After the Campbeltown rammed the lock gates at Saint-Nazaire, Montgomery, all of its crew and the commandos on board the motor launches - whose men had already suffered heavy losses from German defensive fire - stormed ashore, leaving the ship's massive bomb on a timer. Montgomery and his group blew up the pumping house. In close combat, he was wounded by a grenade and took refuge in a civilian cellar.
He recalled his commanding officer Lt-Col Charles Newman pointing to the motor launches off the dock - their would-be escape vessels - all destroyed or on fire and telling his men: "Well, chaps, we've missed the boat home. We'll have to walk." He advised his men to split into small groups and fight their way south through France and head through Spain to British-controlled Gibraltar. A handful successfully did so but most of the survivors, including Montgomery were captured.
Hours later, with the ground fighting over, the old Campbeltown blew up in a massive explosion, bringing whoops and cheers from the Navy men and commandos being led away by their German captives. Mission accomplished. The captives were sent to POW camps, in Montgomery's case Spangenberg Castle where he would spend exactly three years before being liberated by the advancing US army.

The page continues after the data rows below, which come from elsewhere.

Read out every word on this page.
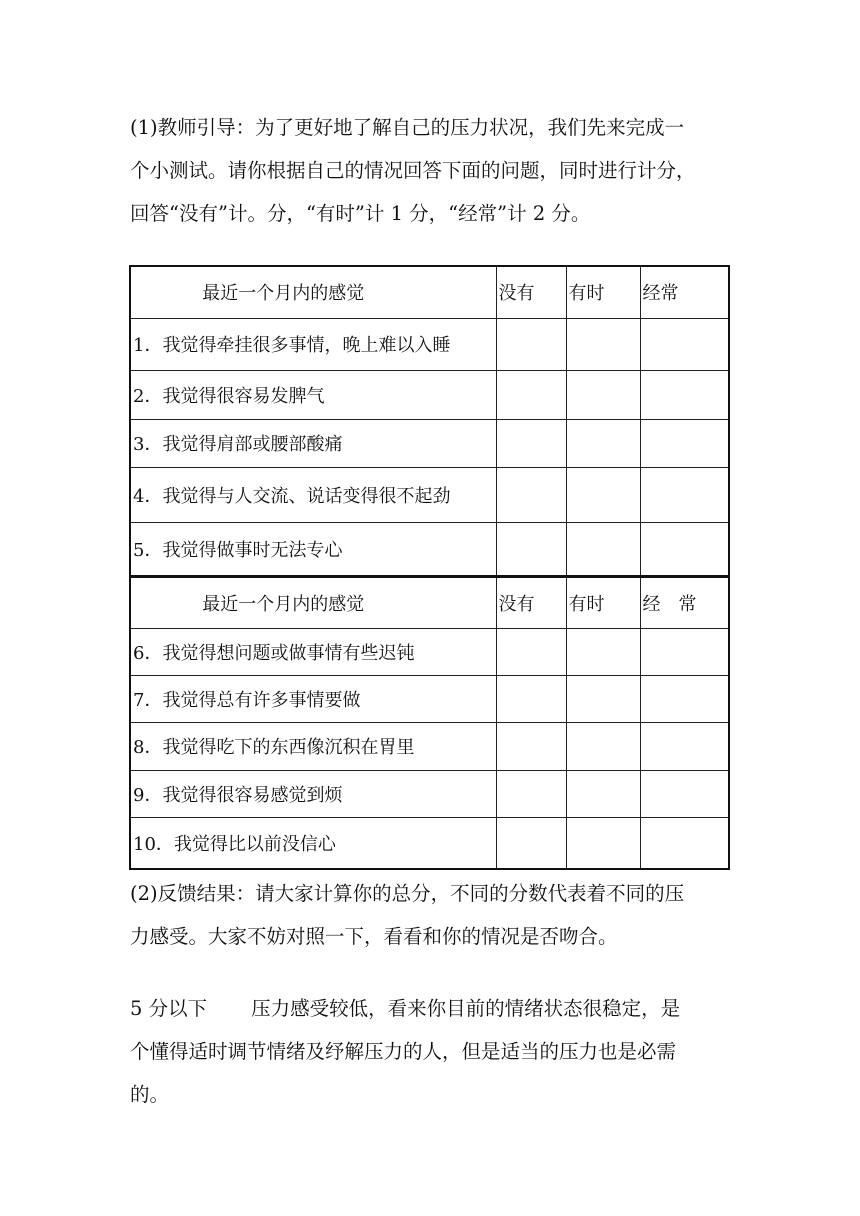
(1)教师引导：为了更好地了解自己的压力状况，我们先来完成一
个小测试。请你根据自己的情况回答下面的问题，同时进行计分，
回答“没有”计。分，“有时”计 1 分，“经常”计 2 分。
最近一个月内的感觉	没有	有时	经常
1．我觉得牵挂很多事情，晚上难以入睡			
2．我觉得很容易发脾气			
3．我觉得肩部或腰部酸痛			
4．我觉得与人交流、说话变得很不起劲			
5．我觉得做事时无法专心			
最近一个月内的感觉	没有	有时	经　常
6．我觉得想问题或做事情有些迟钝			
7．我觉得总有许多事情要做			
8．我觉得吃下的东西像沉积在胃里			
9．我觉得很容易感觉到烦			
10．我觉得比以前没信心			
(2)反馈结果：请大家计算你的总分，不同的分数代表着不同的压
力感受。大家不妨对照一下，看看和你的情况是否吻合。
5 分以下 压力感受较低，看来你目前的情绪状态很稳定，是
个懂得适时调节情绪及纾解压力的人，但是适当的压力也是必需
的。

Within six months, he was back in action, this time with the 1st Airborne Squadron of the Royal Engineers in troubled Palestine from 1945-46, where he was involved in combat in Tel Aviv. Two of his fellow RE officers and two British intelligence agents were killed in separate incidents.
He later served in West Africa, Tanganyika and Malaysia before retiring from the army in 1967 as a Lieutenant-Colonel. He became a businessman involved in ceramics and cement products until his final retirement in 1985.
Thereafter, he was an active member of the Bentley Drivers Club, himself owning two classic 1930s models, and branch chairman of his local Conservative Party branch in the village of Mere, Wiltshire.
Lt-Col Bob Montgomery died at his home in Mere on October 20. He is survived by his wife of 70 years Elizabeth (née Archer), sons Robin and David, daughters-in-law Elizabeth and Gwynneth (Gilly) and grandsons Owen and Huw.